Despite their visual eclecticism, by the mid 1980s Basquiat had established a repetitive motif in his paintings, that of the three-pointed crown. Often depicted on the head of a black, oracle-like figure, the crown is often read as Basquiat’s attempt to recognise his own position in the art world as an up and coming black artist, or perhaps as a form of logo.
Basquiat's desire to explore his heritage - the role that his own experience of black diaspora has had in shaping his work - also led his focus towards other black cultural icons, such as legendary jazz musicians Sugar Ray Robinson and Dizzy Gillespie. In this sense, the crown is also often read as a celebration of black majesty or sainthood.
Basquiat’s unique style combined gestural brushstrokes, poetry, abstraction, childlike and anatomical iconography and bold, bright colours. His expressive, more ferocious dashes of paint, particularly in his later works are intended to demonstrate his subjects' inner emotions, or real selves. By using this mode of expression, Basquiat avoided the fetishisation of the black male body and, equally, the juxtaposition between his childlike imagery and the brutality of his subject matter means that his paintings maintain their multifaceted potential.
When collaborating with Andy Warhol between 1984-86, the artistic process would typically comprise of Warhol painting first with Basquiat layering imagery on top, sometimes even using silkscreens. Works such as Ten Punching Bags / Last Supper (1985) or Paramount Pictures (1985) demonstrate this. Indeed, Warhol’s death in 1987 greatly affected Basquiat’s work, with him producing a series of works featuring apocalyptic imagery.
When SAMO ended in 1980 due to a falling out with Al Diaz, Basquiat was frequently homeless, sleeping with friends or in public parks and selling drugs, begging and also selling hand painted postcards and T-shirts to support himself.

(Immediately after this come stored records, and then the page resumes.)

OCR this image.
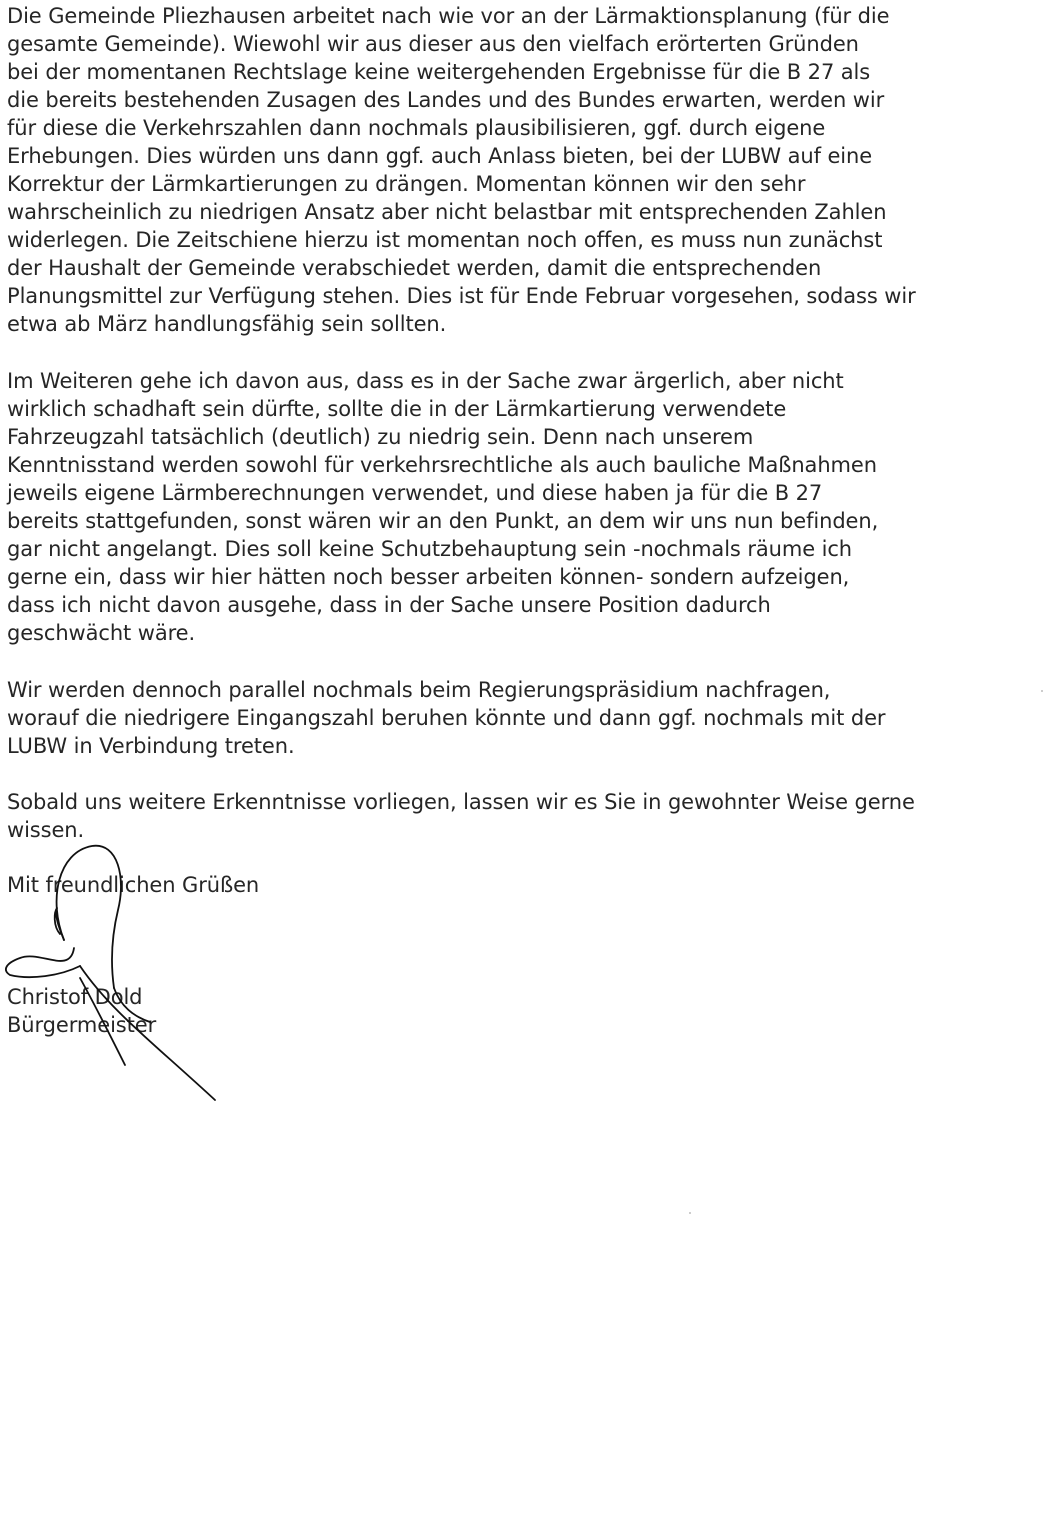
Die Gemeinde Pliezhausen arbeitet nach wie vor an der Lärmaktionsplanung (für die
gesamte Gemeinde). Wiewohl wir aus dieser aus den vielfach erörterten Gründen
bei der momentanen Rechtslage keine weitergehenden Ergebnisse für die B 27 als
die bereits bestehenden Zusagen des Landes und des Bundes erwarten, werden wir
für diese die Verkehrszahlen dann nochmals plausibilisieren, ggf. durch eigene
Erhebungen. Dies würden uns dann ggf. auch Anlass bieten, bei der LUBW auf eine
Korrektur der Lärmkartierungen zu drängen. Momentan können wir den sehr
wahrscheinlich zu niedrigen Ansatz aber nicht belastbar mit entsprechenden Zahlen
widerlegen. Die Zeitschiene hierzu ist momentan noch offen, es muss nun zunächst
der Haushalt der Gemeinde verabschiedet werden, damit die entsprechenden
Planungsmittel zur Verfügung stehen. Dies ist für Ende Februar vorgesehen, sodass wir
etwa ab März handlungsfähig sein sollten.
Im Weiteren gehe ich davon aus, dass es in der Sache zwar ärgerlich, aber nicht
wirklich schadhaft sein dürfte, sollte die in der Lärmkartierung verwendete
Fahrzeugzahl tatsächlich (deutlich) zu niedrig sein. Denn nach unserem
Kenntnisstand werden sowohl für verkehrsrechtliche als auch bauliche Maßnahmen
jeweils eigene Lärmberechnungen verwendet, und diese haben ja für die B 27
bereits stattgefunden, sonst wären wir an den Punkt, an dem wir uns nun befinden,
gar nicht angelangt. Dies soll keine Schutzbehauptung sein -nochmals räume ich
gerne ein, dass wir hier hätten noch besser arbeiten können- sondern aufzeigen,
dass ich nicht davon ausgehe, dass in der Sache unsere Position dadurch
geschwächt wäre.
Wir werden dennoch parallel nochmals beim Regierungspräsidium nachfragen,
worauf die niedrigere Eingangszahl beruhen könnte und dann ggf. nochmals mit der
LUBW in Verbindung treten.
Sobald uns weitere Erkenntnisse vorliegen, lassen wir es Sie in gewohnter Weise gerne
wissen.
Mit freundlichen Grüßen
Christof Dold
Bürgermeister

Following his breakthrough in the early 1980s, Basquiat became associated with the emergence of a new wave of young experimental artists in New York, including Keith Haring, with whom he maintained a competitive friendship. His celebrity was perpetuated by his relationship with singer Madonna and his collaborations with Andy Warhol from 1985.
With increasing fame and pressure came increasing personal problems, and Basquiat’s rising paranoia, isolation and drug abuse concerned those around him in the later 1980s. Basquiat died at the age of only 27 in 1988 due to a heroin overdose and following his death, his works have increased in value. Basquiat’s poetry, movies, artworks and popular imagery are still hugely relevant and commercially successful today.
In 2017, Basquiat’s Untitled (1982) sold for $110.5million, surpassing its $60 million prediction and becoming both the most expensive of Basquiat’s works to sell at auction and the most expensive American painting sold at auction. With its giant skull, red undertones, gnashing teeth and sharp linework, there is an indication of violence here, under an ostensibly simplistic image - a feature typical of Basquiat’s oeuvre.
The artist and his layered explorations of black culture and the American experience continues to draw massive engagement to this day, with a 2018 retrospective exhibition in Paris’s Fondation Louis Vuitton being the second most visited contemporary art show globally that year.